Этого старик тоже не услышал. Несмотря на жару, мы пили горячий чай, и Триподи оставался в своем пиджаке. В ящиках на окнах росла какая-то трава, на стенах висело что-то классическое — гравюры Пиранези, греческие развалины, — и еще там было несколько ваз с мертвыми цветами. Я не мог определить, то ли они просто завяли и почернели, то ли их засушили специально. Так или иначе, они придавали комнате похоронный вид.
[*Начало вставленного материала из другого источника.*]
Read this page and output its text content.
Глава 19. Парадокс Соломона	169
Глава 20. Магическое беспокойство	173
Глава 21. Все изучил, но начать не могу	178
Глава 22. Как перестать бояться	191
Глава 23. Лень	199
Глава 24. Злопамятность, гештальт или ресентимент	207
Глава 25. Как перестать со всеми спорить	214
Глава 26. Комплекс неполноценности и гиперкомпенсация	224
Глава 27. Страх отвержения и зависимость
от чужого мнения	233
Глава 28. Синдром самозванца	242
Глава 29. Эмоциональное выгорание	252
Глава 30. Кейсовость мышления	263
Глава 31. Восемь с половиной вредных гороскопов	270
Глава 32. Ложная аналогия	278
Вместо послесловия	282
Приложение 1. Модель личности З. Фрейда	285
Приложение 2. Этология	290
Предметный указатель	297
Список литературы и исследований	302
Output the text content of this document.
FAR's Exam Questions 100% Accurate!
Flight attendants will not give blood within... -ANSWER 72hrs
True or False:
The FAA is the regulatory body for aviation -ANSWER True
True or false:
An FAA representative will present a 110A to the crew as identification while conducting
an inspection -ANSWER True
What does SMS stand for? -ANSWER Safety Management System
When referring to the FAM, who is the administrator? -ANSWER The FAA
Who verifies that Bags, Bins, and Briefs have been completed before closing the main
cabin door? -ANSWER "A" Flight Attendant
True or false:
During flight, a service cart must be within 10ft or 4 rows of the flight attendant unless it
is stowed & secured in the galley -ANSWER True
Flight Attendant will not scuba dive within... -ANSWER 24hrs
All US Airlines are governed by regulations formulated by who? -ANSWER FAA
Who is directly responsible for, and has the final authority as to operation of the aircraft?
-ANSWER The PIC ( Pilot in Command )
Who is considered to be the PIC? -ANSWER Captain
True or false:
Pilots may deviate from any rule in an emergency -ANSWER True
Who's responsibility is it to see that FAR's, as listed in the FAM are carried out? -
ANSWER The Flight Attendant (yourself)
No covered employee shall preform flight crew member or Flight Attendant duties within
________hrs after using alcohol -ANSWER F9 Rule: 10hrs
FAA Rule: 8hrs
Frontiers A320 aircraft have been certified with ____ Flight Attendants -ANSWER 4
Артуро Триподи не был изгнанником. Это был выдающийся иностранец, известный своими публицистическими заметками, тонким пониманием истории и мрачноватой экзотичностью. В Америке ему пришлось бы интегрироваться и стать лояльным американцем. В Англии от такого человека ожидалось, что он будет держаться в стороне и прославится своей иностранностью, своей не-совсем-приспособленностью, как Джозеф Конрад когда-то. Триподи входил в неанглийскую элиту, к которой принадлежали Георг Штайнер[77], сэр Исайя Берлин[78] и Элиас Канетти[79]. У всех у них были английские паспорта, но они оставались иммигрантами. Я тоже мог бы стать таким, если бы захотел.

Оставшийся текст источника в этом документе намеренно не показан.